Spring Cleaning by Diane Lea

Among the joys of living on Hatteras Island is my array of handy friends. Having lived in academic communities for most of my life, (academics are not known for handiness), I really appreciate being able to call a friend or neighbor and ask about repairs, maintenance and workmen. I can also walk around my neighborhood and see what my friends and neighbors are up to.  And, no surprise, they are all busy doing Spring Cleaning. So I took notes from conversations with my neighbors and iPhone pictures of their projects and came home to write up my new found information.

First off, a savvy friend pointed out how to maintain and preserve heating and air conditioning units (HVAC, to contractors). Since this is an integral part of any home’s systems, it seems like a logical place to start. My friend recommends a routine washing down to remove salt build-up which accumulates on all surfaces whether your home is oceanside, soundside, or, like ours, in the woods. Since these condensing units are usually on raised platforms outdoors, they are easy to access.  Use your garden hose to spray the entire unit, including the interior components that you can reach.  Of course, this simple regular cleaning does not eliminate having a licensed HVAC technician inspect your unit every year. By the way, while you have your hose out, spray any aluminum elements like window frames or sliding glass door surrounds. Then wash your windows. Ugh.

Though my friend is not a fan of power washers, mainly because they can do damage rather quickly if you are not familiar with using them, he does agree they are useful for washing concrete flooring on carports, or, in my case, driveways with aggregate which really collects mildew and looks grungy!  Rather than use a power washer on some of my shake siding which has collected a fringe of algae-looking green stuff, he recommends using a stiff brush and a solution of water and bleach, (about one cup of bleach to a gallon of water). This cleaning technique requires considerable elbow grease, but it works.  It’s equally effective for cleaning decking as well as shakes.
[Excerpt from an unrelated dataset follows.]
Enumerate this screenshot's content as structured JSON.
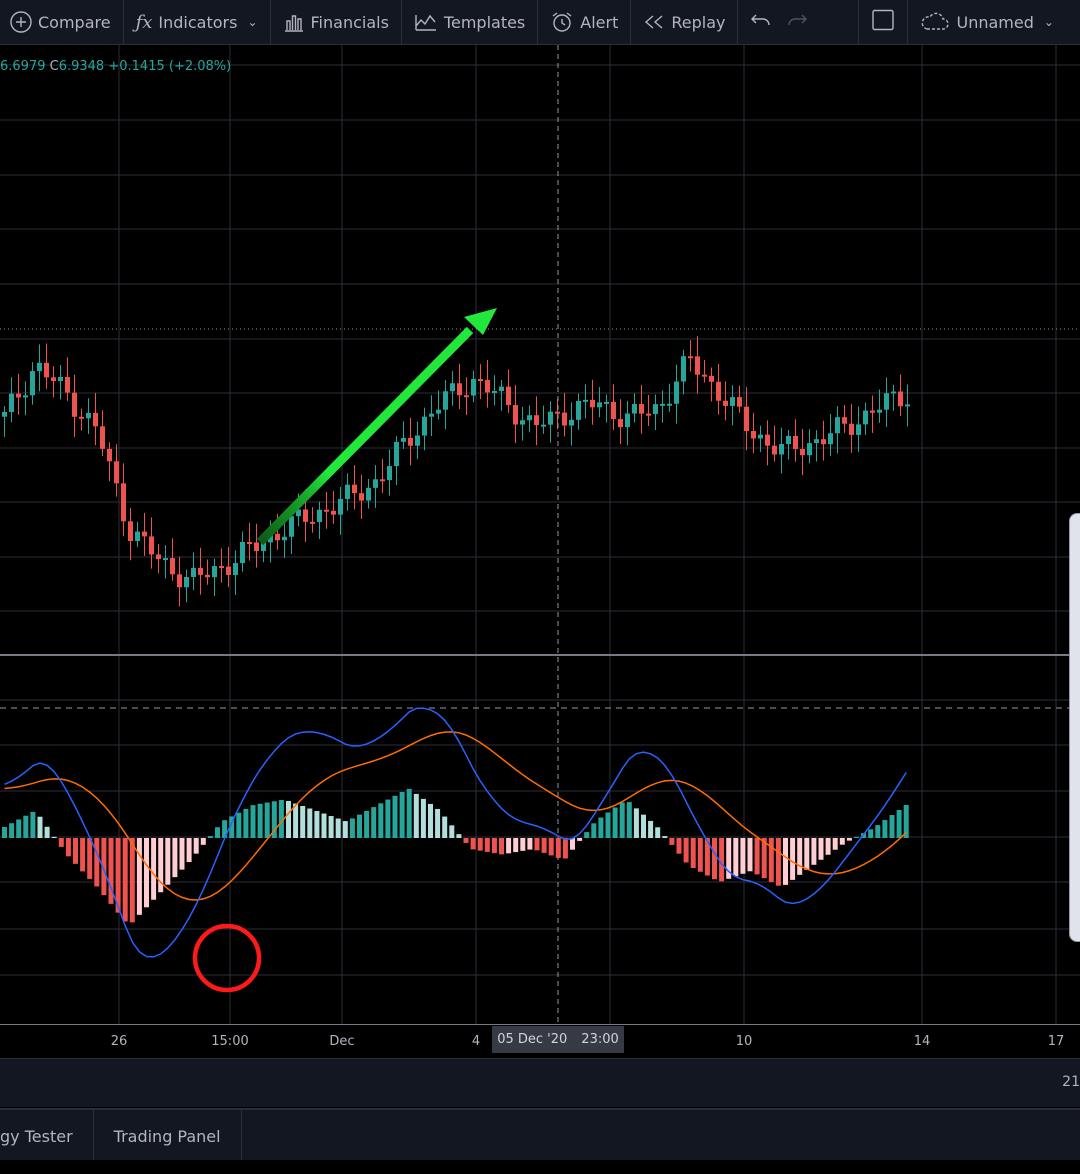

If your decking is stained or sealed, remember it has to be retreated on a regular basis. My experience is about every three years.

Since I do not have gutters or downspouts, my friend took a look at my roof shingles. Though there were no glaring problems, he pointed out that it is good to keep an extra bundle of shingles around for repairs. That keeps the new and old shingle colors consistent. I do have cedar shakes as the siding on my house and if they had been poorly installed, they could have been a source of water penetration. So far, so good.  My house was put up by an experienced Island builder who knew his craft, so 16 years into its life, we’re still dry.
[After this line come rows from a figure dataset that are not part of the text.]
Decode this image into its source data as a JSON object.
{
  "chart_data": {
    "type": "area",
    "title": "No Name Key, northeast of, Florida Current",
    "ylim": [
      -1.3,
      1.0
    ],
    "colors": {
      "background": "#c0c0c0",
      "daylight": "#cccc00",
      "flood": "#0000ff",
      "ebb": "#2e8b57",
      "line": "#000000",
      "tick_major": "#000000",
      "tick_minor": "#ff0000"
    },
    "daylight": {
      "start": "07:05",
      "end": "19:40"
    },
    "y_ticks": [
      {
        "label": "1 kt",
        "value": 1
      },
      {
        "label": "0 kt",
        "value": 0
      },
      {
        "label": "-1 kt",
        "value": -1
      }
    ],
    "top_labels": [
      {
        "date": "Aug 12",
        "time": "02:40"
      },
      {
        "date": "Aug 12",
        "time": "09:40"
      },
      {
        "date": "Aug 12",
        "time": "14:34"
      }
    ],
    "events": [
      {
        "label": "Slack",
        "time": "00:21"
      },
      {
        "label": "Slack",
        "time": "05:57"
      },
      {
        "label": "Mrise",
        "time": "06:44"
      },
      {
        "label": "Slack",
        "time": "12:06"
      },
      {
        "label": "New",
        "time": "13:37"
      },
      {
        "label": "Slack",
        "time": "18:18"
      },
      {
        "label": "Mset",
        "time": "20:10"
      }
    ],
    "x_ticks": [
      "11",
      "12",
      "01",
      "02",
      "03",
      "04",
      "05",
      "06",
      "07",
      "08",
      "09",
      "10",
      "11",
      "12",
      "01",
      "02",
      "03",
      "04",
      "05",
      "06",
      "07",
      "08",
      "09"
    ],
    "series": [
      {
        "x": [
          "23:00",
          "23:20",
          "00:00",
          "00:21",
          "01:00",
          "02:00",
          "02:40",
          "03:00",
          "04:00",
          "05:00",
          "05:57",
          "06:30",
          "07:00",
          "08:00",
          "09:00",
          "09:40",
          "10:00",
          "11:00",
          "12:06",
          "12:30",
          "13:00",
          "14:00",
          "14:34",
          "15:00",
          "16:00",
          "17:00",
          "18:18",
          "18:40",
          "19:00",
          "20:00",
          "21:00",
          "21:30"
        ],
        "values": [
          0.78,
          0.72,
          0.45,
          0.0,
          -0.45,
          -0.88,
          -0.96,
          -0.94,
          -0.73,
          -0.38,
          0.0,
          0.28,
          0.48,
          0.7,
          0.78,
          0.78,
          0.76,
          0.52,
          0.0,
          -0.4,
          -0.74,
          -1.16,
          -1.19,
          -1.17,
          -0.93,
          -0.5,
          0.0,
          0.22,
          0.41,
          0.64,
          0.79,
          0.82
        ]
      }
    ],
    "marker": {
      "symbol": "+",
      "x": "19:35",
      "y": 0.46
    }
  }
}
Since this Spring Cleaning list is for the home’s exterior, it is helpful to point out that one of my friends routinely tests my railings and staircase newel posts for sturdiness. Carrying around a few nails and a hammer seems to be a habit with handy people. They can also be used to hammer in a few sprung nails in the shakes.

Another advantage of knowing handy home owners is combining projects to attract workmen. In my neighborhood, three neighbors coordinated the pumping of their septic systems in order to most efficiently make use of a pumping truck. In the Spring Cleaning season, workmen are in high demand and short supply!